In 2014, the comparable income tax expense increased compared to 2013 due to changes in the amount of earnings between the jurisdictions in which pre-tax income is earned, offset by lower comparable earnings.
The comparable effective tax rate on earnings attributable to TransAlta shareholders increased for the year ended Dec. 31, 2015 compared to 2014 due to certain amounts that do not fluctuate with earnings, and changes in the amount of earnings between the jurisdictions in which pre-tax income is earned.
In 2014, the comparable effective tax rate on earnings attributable to TransAlta shareholders increased compared to 2013 due to changes in the amount of earnings between the jurisdictions in which pre-tax income is earned and the effect of certain deductions that do not fluctuate with earnings.

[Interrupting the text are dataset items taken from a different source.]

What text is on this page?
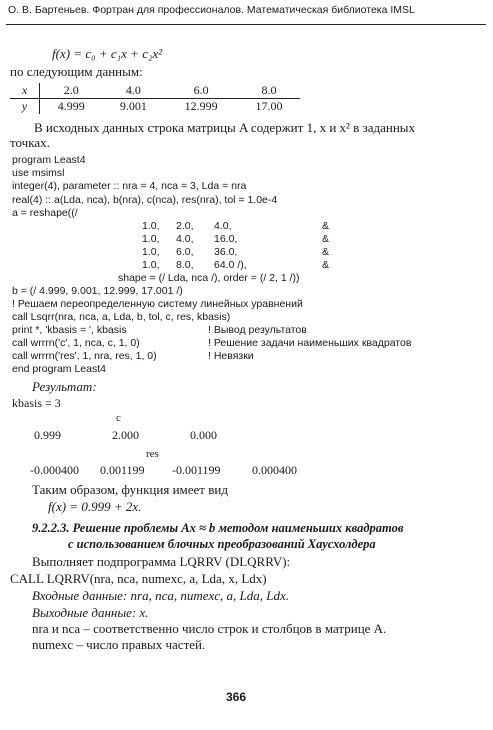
О. В. Бартеньев. Фортран для профессионалов. Математическая библиотека IMSL
f(x) = c₀ + c₁x + c₂x²
по следующим данным:
x	2.0	4.0	6.0	8.0
y	4.999	9.001	12.999	17.00
В исходных данных строка матрицы A содержит 1, x и x² в заданных
точках.
program Least4
use msimsl
integer(4), parameter :: nra = 4, nca = 3, Lda = nra
real(4) :: a(Lda, nca), b(nra), c(nca), res(nra), tol = 1.0e-4
a = reshape((/
1.0, 2.0, 4.0,	&
1.0, 4.0, 16.0,	&
1.0, 6.0, 36.0,	&
1.0, 8.0, 64.0 /),	&
shape = (/ Lda, nca /), order = (/ 2, 1 /))
b = (/ 4.999, 9.001, 12.999, 17.001 /)
! Решаем переопределенную систему линейных уравнений
call Lsqrr(nra, nca, a, Lda, b, tol, c, res, kbasis)
print *, 'kbasis = ', kbasis	! Вывод результатов
call wrrrn('c', 1, nca, c, 1, 0)	! Решение задачи наименьших квадратов
call wrrrn('res', 1, nra, res, 1, 0)	! Невязки
end program Least4
Результат:
kbasis = 3
c
0.999	2.000	0.000
res
-0.000400 0.001199 -0.001199	0.000400
Таким образом, функция имеет вид
f(x) = 0.999 + 2x.
9.2.2.3. Решение проблемы Ax ≈ b методом наименьших квадратов
с использованием блочных преобразований Хаусхолдера
Выполняет подпрограмма LQRRV (DLQRRV):
CALL LQRRV(nra, nca, numexc, a, Lda, x, Ldx)
Входные данные: nra, nca, numexc, a, Lda, Ldx.
Выходные данные: x.
nra и nca – соответственно число строк и столбцов в матрице A.
numexc – число правых частей.
366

During the year ended Dec. 31, 2015, we reversed a previous writedown of deferred income tax assets of $56 million. The deferred income tax assets relate mainly to the tax benefits of losses associated with our directly owned U.S. operations. We had written these assets off as it was no longer considered probable that sufficient future taxable income would be available from our directly owned U.S. operations to utilize the underlying tax losses, due to reduced price growth expectations. Recognized other comprehensive income during the year ended Dec. 31, 2015 has given rise to a taxable temporary difference that forms the primary basis for utilization of some of the tax losses and the reversal of the writedown.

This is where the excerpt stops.